When Australia went into lockdown in March last year, “the phones were ringing off the hook’’, Douglas says. “We talk to many top 100 ASX-listed companies, and they’re trying to figure out how to manage the risk of the hybrid model in a costeffective way. Unfortunately, humans just can’t do all the assessments face to face. You’re talking about thousands of people.”

Douglas has seen renewed interest from clients in Ergoworks’ cloud-based risk assessment and e-learning platform ErgoAssess, which the company launched in 2008. The award-winning platform uses responses to develop a risk profile for staff members. Questions cover everything from monitor placement and chair adjustments to home safety issues, such as trip hazards and first-aid kit availability, with employees able to upload photos of their workstations. Based on their responses and risk profile, it automatically sends personalised recommendations to staff to address their risk.
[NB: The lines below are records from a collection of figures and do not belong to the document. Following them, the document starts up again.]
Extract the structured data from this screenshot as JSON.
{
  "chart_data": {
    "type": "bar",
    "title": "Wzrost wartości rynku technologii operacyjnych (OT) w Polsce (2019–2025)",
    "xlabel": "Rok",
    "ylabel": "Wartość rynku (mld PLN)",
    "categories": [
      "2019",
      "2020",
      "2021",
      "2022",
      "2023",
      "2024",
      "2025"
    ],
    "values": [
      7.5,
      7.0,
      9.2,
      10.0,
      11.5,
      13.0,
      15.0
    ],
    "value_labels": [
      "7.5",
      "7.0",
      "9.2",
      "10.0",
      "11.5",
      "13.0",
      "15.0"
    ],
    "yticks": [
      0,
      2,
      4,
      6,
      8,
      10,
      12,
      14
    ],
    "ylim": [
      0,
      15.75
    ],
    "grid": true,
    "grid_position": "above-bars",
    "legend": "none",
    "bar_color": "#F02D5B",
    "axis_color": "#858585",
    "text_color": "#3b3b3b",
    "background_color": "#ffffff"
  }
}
“The power of the program is in the back end, which has 15 different reporting mechanisms,’’ Douglas says. ‘‘This enables companies to report on all kinds of things such as compliance levels, organisational risk levels, and to create targeted interventions. It allows companies to say, ‘We’ve done our due diligence, we’ve given all our employees best-practice information, we’ve created a risk profile, and we’ve put in place a system to demonstrate how we’ve mitigated risk as well’.”

Ultimately, Douglas says tools such as ErgoAssess can help organisations ensure they aren’t forgetting to look after the health of staff, as the home/office hybrid model takes hold.

“There has been a lot of discussion around the mental health of employees during COVID-19. Physical health is also a huge risk for organisations, and often overlooked.”

Douglas explains that pain with remote working is not a new problem and has simply been brought to the main stage by the sheer volume of people now embracing it.

“We actually wrote an article about mobile working almost a year before COVID-19, outlining the risks and some easy solutions that we were providing our clients back then. This experience positioned us well to assist more clients as the wave of COVID-19-related inquiries came through.

“The bottom line is that working from home doesn’t need to be an ergonomic failure. Embracing technology to perform digital risk assessments as part of a solid working-fromhome policy is a smart step towards looking after the most important asset of any business.”